REPUBLIKA.CO.ID,Kumpul kebo adalah salah satu warisan tradisi dan budaya dari zaman jahiliyah, yang tentu saja dilihat dari sudut pandang manapun tidaklah dapat dibenarkan. Jika dilihat dari sudut pandang ilmu sosial, kumpul kebo ini merupakan perilaku yang menyimpang dan akan merugikan diri pelaku dan masyarakat sekitarnya.
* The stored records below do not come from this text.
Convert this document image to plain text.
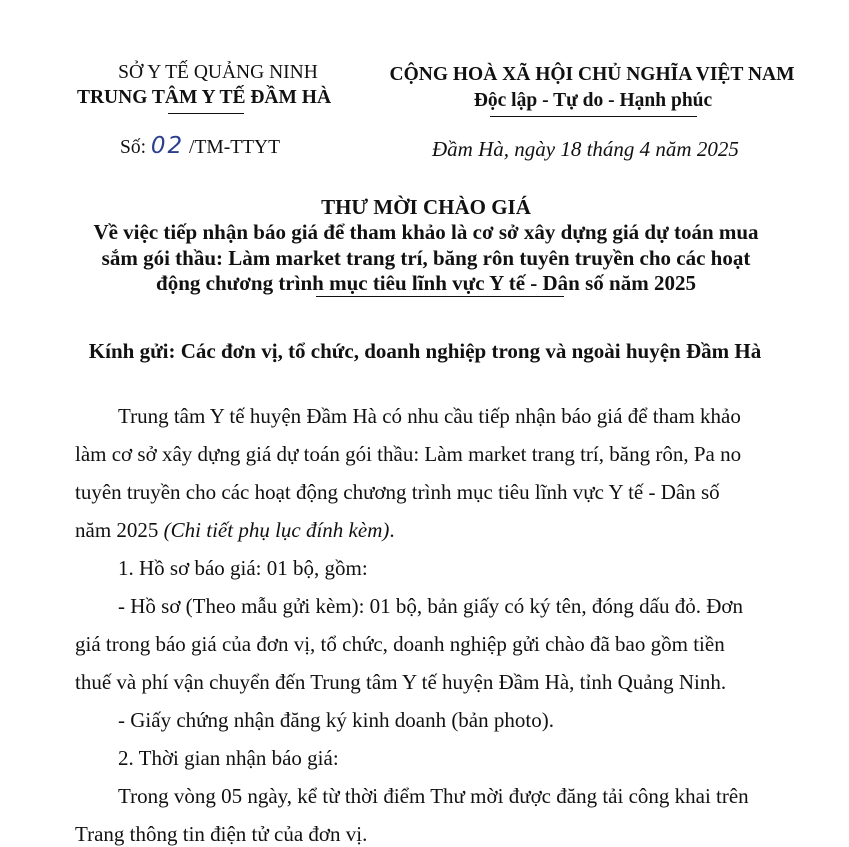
SỞ Y TẾ QUẢNG NINH
TRUNG TÂM Y TẾ ĐẦM HÀ
CỘNG HOÀ XÃ HỘI CHỦ NGHĨA VIỆT NAM
Độc lập - Tự do - Hạnh phúc
Số: 02 /TM-TTYT	Đầm Hà, ngày 18 tháng 4 năm 2025
THƯ MỜI CHÀO GIÁ
Về việc tiếp nhận báo giá để tham khảo là cơ sở xây dựng giá dự toán mua
sắm gói thầu: Làm market trang trí, băng rôn tuyên truyền cho các hoạt
động chương trình mục tiêu lĩnh vực Y tế - Dân số năm 2025
Kính gửi: Các đơn vị, tổ chức, doanh nghiệp trong và ngoài huyện Đầm Hà
Trung tâm Y tế huyện Đầm Hà có nhu cầu tiếp nhận báo giá để tham khảo
làm cơ sở xây dựng giá dự toán gói thầu: Làm market trang trí, băng rôn, Pa no
tuyên truyền cho các hoạt động chương trình mục tiêu lĩnh vực Y tế - Dân số
năm 2025 (Chi tiết phụ lục đính kèm).
1. Hồ sơ báo giá: 01 bộ, gồm:
- Hồ sơ (Theo mẫu gửi kèm): 01 bộ, bản giấy có ký tên, đóng dấu đỏ. Đơn
giá trong báo giá của đơn vị, tổ chức, doanh nghiệp gửi chào đã bao gồm tiền
thuế và phí vận chuyển đến Trung tâm Y tế huyện Đầm Hà, tỉnh Quảng Ninh.
- Giấy chứng nhận đăng ký kinh doanh (bản photo).
2. Thời gian nhận báo giá:
Trong vòng 05 ngày, kể từ thời điểm Thư mời được đăng tải công khai trên
Trang thông tin điện tử của đơn vị.
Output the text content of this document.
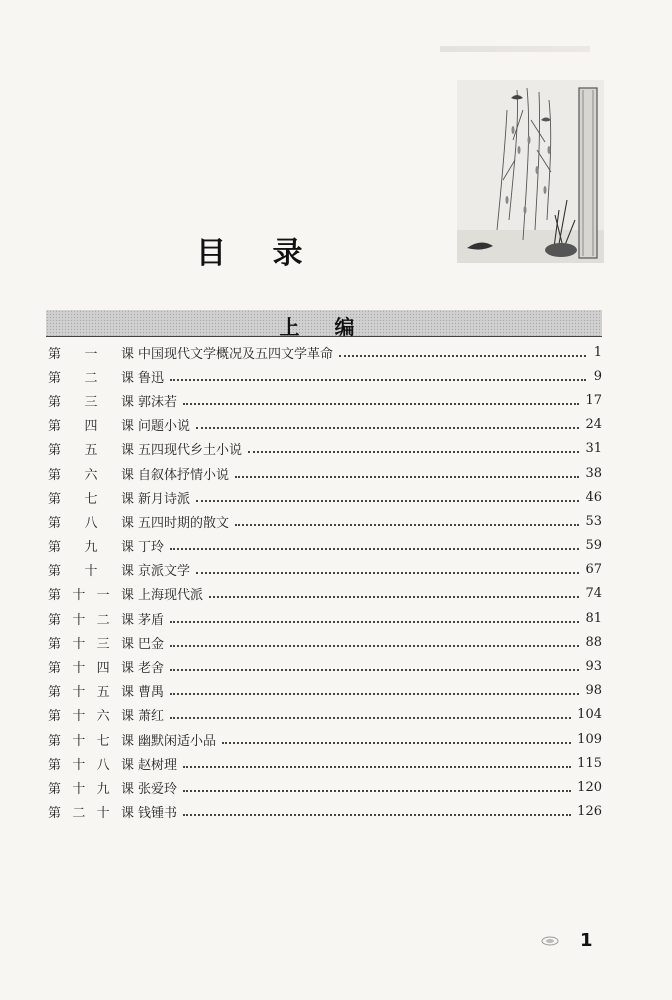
目 录
上 编
第 一 课 中国现代文学概况及五四文学革命	1
第 二 课 鲁迅	9
第 三 课 郭沫若	17
第 四 课 问题小说	24
第 五 课 五四现代乡土小说	31
第 六 课 自叙体抒情小说	38
第 七 课 新月诗派	46
第 八 课 五四时期的散文	53
第 九 课 丁玲	59
第 十 课 京派文学	67
第 十 一 课 上海现代派	74
第 十 二 课 茅盾	81
第 十 三 课 巴金	88
第 十 四 课 老舍	93
第 十 五 课 曹禺	98
第 十 六 课 萧红	104
第 十 七 课 幽默闲适小品	109
第 十 八 课 赵树理	115
第 十 九 课 张爱玲	120
第 二 十 课 钱锺书	126
1
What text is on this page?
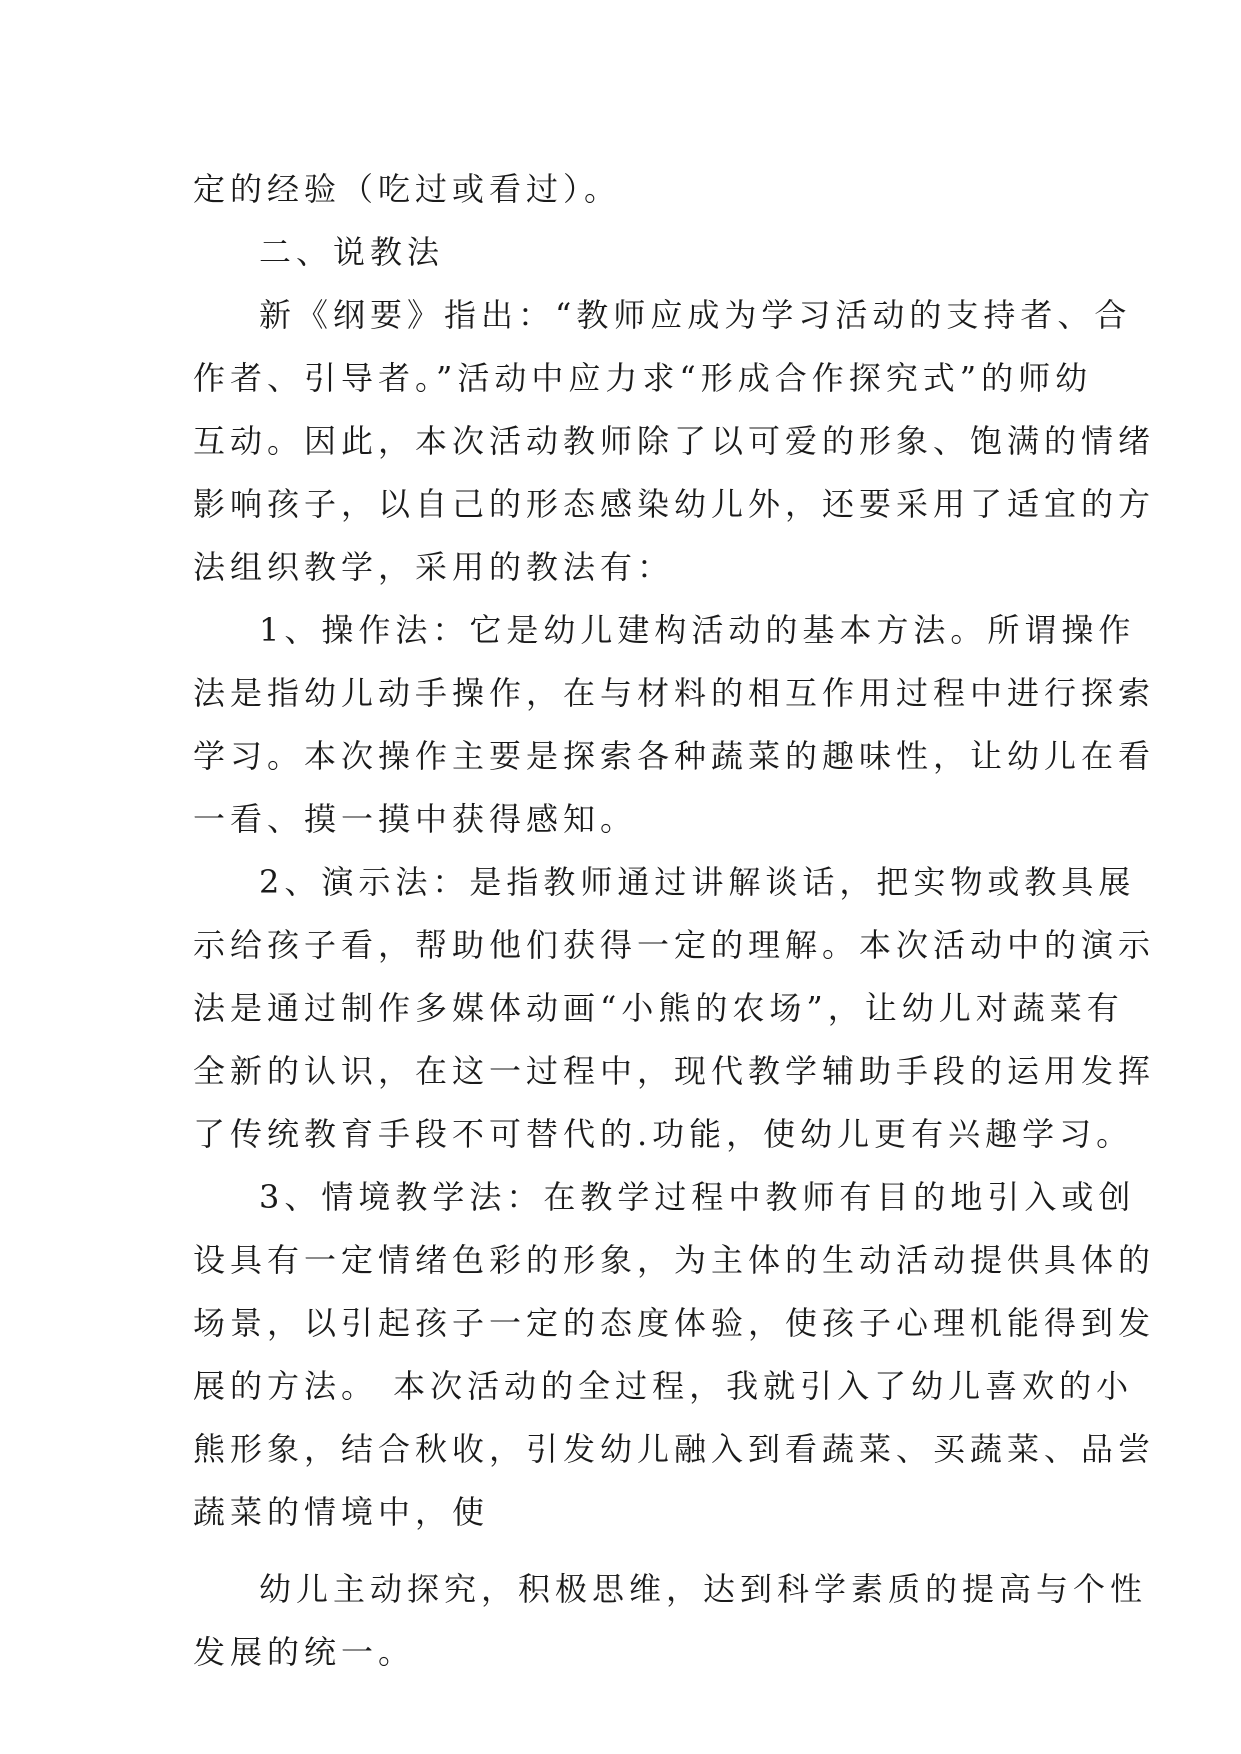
定的经验（吃过或看过）。
二、说教法
新《纲要》指出：“教师应成为学习活动的支持者、合
作者、引导者。”活动中应力求“形成合作探究式”的师幼
互动。因此，本次活动教师除了以可爱的形象、饱满的情绪
影响孩子，以自己的形态感染幼儿外，还要采用了适宜的方
法组织教学，采用的教法有：
1、操作法：它是幼儿建构活动的基本方法。所谓操作
法是指幼儿动手操作，在与材料的相互作用过程中进行探索
学习。本次操作主要是探索各种蔬菜的趣味性，让幼儿在看
一看、摸一摸中获得感知。
2、演示法：是指教师通过讲解谈话，把实物或教具展
示给孩子看，帮助他们获得一定的理解。本次活动中的演示
法是通过制作多媒体动画“小熊的农场”，让幼儿对蔬菜有
全新的认识，在这一过程中，现代教学辅助手段的运用发挥
了传统教育手段不可替代的.功能，使幼儿更有兴趣学习。
3、情境教学法：在教学过程中教师有目的地引入或创
设具有一定情绪色彩的形象，为主体的生动活动提供具体的
场景，以引起孩子一定的态度体验，使孩子心理机能得到发
展的方法。 本次活动的全过程，我就引入了幼儿喜欢的小
熊形象，结合秋收，引发幼儿融入到看蔬菜、买蔬菜、品尝
蔬菜的情境中，使
幼儿主动探究，积极思维，达到科学素质的提高与个性
发展的统一。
Lalu muncul pertanyaan, bagaimana bagi mereka yang merasa tidak dirugikan dan lingkungan sekitar mereka tidak peduli dan mereka adalah orang yang mapan dalam hal apa pun?
Untuk menjawab pertanyaan tersebut, kita dapat memakai berbagai perspektif. Contohnya dari perspektif sosial, jelas itu merupakan perilaku menyimpang meskipun semua orang tidak memedulikannya. Kemudian dari perspektif kesehatan, kumpul kebo adalah penyebab utama penyebaran virus HIV dan AIDS dan masih banyak lagi sudut pandang lain yang bisa dipakai untuk menjawab pertanyaan tersebut.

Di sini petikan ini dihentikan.